Abstract

When referring to children, we must admit that they are not just physical existences whose stages of development participate in determining the concept of legal capacity. Children are natural persons who, until the age of majority, are protected by the law, precisely because of their insufficient psychological maturity. In particular, we are referring to legal protection of the child in civil matters, subject to civil law, but also to legal protection of the child in general, which goes beyond the civil support given to the individual, legally called a natural person, within the general legal framework which safeguards the fundamental social values of the individual, by including a special legal protection regime on the child.
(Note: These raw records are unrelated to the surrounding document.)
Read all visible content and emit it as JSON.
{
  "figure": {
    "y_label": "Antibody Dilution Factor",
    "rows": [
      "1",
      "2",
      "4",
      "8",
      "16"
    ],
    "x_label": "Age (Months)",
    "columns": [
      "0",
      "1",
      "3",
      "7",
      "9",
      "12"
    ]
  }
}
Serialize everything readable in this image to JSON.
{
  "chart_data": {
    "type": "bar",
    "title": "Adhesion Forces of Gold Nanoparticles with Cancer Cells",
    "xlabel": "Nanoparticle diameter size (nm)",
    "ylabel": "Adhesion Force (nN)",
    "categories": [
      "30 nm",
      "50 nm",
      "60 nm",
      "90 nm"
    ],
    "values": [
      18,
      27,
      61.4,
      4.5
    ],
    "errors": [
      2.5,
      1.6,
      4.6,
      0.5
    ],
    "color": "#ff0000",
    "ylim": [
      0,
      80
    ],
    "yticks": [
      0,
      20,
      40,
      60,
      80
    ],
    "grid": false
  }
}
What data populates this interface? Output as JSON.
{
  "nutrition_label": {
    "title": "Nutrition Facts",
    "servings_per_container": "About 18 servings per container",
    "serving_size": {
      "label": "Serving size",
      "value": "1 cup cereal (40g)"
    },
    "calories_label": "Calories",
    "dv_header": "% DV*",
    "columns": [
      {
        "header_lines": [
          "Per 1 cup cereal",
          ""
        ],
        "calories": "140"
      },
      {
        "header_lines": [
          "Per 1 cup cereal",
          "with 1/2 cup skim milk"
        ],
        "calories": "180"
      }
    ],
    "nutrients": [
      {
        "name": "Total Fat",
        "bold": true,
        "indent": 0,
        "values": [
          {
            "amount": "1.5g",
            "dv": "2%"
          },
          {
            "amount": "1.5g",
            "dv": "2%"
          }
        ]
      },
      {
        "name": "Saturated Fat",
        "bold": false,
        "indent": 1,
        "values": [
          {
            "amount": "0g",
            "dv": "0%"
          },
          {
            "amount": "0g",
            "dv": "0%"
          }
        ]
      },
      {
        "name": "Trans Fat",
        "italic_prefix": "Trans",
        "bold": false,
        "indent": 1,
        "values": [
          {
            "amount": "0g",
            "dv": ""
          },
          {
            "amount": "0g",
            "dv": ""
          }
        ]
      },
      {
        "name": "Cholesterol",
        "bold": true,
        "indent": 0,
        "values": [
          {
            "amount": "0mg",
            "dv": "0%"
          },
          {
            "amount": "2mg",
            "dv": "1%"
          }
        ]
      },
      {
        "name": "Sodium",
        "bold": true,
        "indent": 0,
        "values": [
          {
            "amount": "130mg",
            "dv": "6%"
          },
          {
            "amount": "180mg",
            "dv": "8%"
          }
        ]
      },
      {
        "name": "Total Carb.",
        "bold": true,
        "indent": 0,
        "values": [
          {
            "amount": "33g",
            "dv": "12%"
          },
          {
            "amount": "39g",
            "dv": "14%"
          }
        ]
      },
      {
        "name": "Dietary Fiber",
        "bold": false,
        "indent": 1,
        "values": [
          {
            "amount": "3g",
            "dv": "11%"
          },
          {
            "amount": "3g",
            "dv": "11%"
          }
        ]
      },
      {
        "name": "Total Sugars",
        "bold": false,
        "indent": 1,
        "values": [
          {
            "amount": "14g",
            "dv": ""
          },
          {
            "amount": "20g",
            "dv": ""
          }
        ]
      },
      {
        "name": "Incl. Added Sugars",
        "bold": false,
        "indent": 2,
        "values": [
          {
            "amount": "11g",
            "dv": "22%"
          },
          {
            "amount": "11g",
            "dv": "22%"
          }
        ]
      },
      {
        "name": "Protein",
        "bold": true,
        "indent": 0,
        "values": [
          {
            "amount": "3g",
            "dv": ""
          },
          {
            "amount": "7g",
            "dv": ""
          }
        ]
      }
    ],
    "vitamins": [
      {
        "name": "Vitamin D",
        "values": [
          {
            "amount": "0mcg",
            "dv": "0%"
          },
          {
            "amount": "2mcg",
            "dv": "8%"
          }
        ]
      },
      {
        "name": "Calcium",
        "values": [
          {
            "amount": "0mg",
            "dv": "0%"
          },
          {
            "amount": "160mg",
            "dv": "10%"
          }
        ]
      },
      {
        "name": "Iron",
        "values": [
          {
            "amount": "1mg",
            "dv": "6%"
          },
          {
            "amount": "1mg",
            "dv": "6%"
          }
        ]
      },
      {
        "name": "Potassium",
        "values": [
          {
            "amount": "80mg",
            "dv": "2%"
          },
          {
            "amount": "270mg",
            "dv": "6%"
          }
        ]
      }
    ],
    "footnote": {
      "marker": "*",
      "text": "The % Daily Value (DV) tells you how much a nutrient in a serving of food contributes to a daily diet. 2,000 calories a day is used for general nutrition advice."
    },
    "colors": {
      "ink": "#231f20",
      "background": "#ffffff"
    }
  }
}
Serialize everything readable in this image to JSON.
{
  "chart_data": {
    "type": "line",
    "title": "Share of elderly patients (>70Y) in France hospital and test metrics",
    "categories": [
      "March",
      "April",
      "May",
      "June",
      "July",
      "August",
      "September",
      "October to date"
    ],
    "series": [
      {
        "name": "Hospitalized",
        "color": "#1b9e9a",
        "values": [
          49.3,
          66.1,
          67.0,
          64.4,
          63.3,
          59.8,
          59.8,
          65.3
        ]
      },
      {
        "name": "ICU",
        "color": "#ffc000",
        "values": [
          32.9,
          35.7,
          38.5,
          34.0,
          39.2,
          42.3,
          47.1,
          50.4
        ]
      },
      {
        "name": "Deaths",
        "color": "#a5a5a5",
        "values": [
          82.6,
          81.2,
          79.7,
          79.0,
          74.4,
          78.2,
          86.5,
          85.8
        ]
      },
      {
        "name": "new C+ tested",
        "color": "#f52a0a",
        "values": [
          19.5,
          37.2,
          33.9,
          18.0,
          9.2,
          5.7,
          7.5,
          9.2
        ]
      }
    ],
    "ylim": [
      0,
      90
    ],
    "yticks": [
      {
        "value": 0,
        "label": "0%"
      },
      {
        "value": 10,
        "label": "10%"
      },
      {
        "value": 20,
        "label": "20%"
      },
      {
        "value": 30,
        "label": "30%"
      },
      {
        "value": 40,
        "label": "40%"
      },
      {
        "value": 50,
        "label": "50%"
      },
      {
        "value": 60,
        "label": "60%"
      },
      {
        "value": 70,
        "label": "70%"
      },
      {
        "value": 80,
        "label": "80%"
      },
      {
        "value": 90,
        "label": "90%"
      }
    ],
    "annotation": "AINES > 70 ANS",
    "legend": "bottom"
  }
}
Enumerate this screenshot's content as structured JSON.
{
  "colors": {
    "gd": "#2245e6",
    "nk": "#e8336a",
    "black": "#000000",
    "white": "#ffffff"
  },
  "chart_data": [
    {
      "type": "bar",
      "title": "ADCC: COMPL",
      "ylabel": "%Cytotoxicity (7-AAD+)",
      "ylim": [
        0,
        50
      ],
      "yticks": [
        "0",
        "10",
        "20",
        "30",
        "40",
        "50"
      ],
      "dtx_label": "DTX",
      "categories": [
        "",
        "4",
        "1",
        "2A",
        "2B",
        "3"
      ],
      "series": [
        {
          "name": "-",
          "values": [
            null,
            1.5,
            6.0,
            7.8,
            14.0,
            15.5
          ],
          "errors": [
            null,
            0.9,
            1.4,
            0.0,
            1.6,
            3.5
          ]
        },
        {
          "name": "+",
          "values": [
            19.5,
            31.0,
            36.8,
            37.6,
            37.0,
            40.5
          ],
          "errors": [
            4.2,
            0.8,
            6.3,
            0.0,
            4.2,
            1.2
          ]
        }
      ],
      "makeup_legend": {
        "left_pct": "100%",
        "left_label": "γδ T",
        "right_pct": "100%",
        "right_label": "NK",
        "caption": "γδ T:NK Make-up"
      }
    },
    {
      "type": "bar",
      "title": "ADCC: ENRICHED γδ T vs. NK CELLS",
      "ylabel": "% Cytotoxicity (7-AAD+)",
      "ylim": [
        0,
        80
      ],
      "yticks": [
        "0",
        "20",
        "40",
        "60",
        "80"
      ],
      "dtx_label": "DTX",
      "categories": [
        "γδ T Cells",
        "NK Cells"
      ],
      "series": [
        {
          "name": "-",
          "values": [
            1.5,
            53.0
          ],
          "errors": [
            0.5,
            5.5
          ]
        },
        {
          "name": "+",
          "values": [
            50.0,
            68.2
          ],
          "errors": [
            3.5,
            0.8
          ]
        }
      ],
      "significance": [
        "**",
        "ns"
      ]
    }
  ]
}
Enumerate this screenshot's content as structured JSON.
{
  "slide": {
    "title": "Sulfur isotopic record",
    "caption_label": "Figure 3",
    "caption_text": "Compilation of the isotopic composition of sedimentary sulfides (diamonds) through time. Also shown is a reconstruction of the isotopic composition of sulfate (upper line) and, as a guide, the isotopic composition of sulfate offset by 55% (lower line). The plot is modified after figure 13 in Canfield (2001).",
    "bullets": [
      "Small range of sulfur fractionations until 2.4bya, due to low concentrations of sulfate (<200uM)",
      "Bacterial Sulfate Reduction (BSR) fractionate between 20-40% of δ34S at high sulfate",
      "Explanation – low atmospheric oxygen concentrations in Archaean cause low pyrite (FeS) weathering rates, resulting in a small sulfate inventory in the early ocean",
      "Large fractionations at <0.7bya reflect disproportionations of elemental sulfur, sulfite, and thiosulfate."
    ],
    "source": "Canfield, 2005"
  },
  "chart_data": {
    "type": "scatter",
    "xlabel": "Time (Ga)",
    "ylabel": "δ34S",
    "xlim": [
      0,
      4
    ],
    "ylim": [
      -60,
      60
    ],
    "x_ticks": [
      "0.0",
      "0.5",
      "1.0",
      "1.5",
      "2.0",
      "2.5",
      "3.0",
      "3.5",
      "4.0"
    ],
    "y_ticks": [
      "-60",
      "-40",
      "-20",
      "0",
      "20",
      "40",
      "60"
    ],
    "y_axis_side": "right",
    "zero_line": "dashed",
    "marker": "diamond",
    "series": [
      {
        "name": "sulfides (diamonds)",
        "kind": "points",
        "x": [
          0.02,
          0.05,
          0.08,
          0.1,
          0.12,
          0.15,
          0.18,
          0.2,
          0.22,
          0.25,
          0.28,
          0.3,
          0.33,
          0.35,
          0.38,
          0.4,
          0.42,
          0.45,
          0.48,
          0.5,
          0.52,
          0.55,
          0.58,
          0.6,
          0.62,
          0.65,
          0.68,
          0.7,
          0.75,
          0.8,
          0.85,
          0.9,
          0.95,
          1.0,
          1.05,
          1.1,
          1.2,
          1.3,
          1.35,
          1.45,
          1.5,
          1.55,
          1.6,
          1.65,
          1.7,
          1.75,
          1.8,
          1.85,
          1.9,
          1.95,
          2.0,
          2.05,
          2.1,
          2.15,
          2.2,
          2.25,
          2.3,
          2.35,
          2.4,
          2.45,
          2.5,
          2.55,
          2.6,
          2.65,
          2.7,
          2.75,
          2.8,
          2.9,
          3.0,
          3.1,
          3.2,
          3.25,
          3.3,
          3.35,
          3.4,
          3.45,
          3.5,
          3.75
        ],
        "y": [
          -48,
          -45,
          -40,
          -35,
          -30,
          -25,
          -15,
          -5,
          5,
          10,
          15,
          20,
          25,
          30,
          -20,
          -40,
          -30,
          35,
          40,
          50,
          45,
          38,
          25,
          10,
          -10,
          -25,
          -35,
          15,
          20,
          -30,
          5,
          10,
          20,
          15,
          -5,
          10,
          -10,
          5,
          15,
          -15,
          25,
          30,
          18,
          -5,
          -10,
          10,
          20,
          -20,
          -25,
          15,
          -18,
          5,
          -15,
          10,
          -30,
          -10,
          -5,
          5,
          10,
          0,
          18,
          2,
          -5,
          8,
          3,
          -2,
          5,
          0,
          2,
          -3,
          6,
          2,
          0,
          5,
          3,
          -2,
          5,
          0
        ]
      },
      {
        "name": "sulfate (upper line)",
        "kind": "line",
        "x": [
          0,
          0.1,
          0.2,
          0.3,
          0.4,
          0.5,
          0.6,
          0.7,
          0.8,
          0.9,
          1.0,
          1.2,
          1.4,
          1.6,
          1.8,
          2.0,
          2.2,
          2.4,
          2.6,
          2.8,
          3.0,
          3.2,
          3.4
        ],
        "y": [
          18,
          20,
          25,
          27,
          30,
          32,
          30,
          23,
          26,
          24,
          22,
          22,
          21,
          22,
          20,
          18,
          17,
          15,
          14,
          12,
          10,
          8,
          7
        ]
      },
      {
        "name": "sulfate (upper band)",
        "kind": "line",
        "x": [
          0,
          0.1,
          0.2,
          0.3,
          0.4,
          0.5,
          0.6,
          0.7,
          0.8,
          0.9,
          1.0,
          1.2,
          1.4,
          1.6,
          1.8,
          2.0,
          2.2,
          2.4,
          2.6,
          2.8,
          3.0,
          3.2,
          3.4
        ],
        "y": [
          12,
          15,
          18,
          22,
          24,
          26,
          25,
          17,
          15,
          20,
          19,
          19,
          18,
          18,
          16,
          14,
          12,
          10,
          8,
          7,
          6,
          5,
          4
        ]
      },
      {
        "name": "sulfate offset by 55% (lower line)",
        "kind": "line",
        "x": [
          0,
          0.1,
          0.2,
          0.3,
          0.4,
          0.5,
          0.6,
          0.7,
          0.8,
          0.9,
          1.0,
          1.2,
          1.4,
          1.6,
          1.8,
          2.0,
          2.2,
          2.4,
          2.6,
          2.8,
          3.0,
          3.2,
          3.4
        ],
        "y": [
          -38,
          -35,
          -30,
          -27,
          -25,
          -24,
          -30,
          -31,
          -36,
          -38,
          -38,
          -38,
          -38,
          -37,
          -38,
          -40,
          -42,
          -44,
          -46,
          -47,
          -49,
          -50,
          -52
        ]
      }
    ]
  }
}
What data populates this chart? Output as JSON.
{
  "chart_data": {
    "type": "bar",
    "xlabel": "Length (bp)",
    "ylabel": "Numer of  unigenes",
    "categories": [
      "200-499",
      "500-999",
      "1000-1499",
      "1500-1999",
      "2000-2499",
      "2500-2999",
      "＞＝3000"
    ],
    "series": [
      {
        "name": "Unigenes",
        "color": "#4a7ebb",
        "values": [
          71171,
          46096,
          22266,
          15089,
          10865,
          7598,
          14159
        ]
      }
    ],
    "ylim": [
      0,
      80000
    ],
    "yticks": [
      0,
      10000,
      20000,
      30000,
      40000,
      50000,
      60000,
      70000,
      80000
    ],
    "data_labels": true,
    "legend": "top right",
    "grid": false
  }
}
Therefore, the child is no longer an identity substitute for the parents, but needs to be treated according to what it is and not what it will become, as he is the holder of his or her own rights, having a legal status in his or her own right, while also interacting with the rights and obligations of others (extended nuclear family or third-party relationships), as well as society as a whole, which has structured the status of the child according to its values. This is the ideology of the rights of the child, as a result of its development, centered on the recognition of the child as holder of related rights of indivisibility, interdependence and interrelation, the respect, protection and enforcement of which are bound by the States signatory to the Convention on the Rights of the Child. This legal instrument is a probable consequence of the equalitarian dynamics of human rights, on the one hand, and, on the other, based on the discovery of psychology by highlighting children's ability to understand and feel.